Second, Acting Comptroller Hsu’s speech seems to divide potential transactions subject to BMA review into three general categories. The first category is those that are easy to approve because the depository institutions involved are model banks and the transaction has clear benefits. This means that the parties and the transaction tend to satisfy most or all of the 13 factors consistent with approvals and avoid the six factors that are inconsistent with approvals. The second category is those that seem to be especially challenging for a relatively clear reason or reasons, which are likely to result in greater scrutiny and a greater likelihood of disapproval. The third category is those banks that fall in neither of the prior two and thus are in the middle.
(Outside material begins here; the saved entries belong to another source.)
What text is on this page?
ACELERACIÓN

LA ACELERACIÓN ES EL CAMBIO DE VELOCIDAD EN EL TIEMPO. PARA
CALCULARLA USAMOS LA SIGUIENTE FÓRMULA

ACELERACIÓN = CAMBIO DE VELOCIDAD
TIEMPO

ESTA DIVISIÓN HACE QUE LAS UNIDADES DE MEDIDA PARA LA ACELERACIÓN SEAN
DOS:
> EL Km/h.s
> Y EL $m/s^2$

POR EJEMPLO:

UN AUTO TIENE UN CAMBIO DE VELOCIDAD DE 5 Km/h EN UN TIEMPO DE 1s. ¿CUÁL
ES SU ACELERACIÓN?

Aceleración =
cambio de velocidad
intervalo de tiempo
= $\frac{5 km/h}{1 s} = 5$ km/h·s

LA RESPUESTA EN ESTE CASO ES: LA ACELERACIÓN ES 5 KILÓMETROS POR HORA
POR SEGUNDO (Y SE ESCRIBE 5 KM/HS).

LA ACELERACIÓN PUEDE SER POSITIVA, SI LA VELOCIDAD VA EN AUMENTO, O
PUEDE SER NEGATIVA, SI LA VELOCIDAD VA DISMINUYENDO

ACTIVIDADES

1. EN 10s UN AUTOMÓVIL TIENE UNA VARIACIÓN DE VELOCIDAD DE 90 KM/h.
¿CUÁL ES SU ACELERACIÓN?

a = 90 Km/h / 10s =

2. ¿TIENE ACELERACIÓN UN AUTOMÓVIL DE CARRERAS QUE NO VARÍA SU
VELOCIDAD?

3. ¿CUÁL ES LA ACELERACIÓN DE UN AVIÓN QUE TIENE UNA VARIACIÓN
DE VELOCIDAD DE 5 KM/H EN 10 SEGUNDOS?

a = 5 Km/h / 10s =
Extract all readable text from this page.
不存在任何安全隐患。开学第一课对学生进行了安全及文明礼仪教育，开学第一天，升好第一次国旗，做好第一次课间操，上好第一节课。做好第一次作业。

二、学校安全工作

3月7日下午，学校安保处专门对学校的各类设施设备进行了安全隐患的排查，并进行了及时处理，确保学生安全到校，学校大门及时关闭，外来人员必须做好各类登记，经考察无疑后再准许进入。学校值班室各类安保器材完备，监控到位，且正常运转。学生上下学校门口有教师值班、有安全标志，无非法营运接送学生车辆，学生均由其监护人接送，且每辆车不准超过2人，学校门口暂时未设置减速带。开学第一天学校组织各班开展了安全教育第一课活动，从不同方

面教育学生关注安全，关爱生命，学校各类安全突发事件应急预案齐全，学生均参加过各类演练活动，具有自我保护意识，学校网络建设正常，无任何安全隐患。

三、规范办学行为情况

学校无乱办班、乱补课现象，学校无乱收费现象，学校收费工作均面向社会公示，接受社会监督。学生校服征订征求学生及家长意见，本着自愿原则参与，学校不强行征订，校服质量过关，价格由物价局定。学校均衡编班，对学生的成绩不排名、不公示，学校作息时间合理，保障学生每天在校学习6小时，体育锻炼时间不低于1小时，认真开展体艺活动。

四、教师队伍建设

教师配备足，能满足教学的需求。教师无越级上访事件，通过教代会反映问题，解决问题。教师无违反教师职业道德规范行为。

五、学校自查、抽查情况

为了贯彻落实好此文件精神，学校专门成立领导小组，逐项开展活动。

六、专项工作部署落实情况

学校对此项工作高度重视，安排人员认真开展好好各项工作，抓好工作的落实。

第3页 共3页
Knowing which category a proposed transaction is likely to fit into will be essential to assessing both the likelihood and, importantly, the timing of needed regulatory approvals.
Third, the Proposal is an important step forward in greater transparency in the bank M&A environment. However, there is still a great deal of work to be done by the banking agencies and other government agencies with regard to the interagency review of the evaluation of bank M&A more generally. Given the OCC’s jurisdiction, the Proposal cannot address either state-chartered banks or any bank holding companies. That said, the Proposal is still a significant step in amending the BMA framework and a hint of what is to come.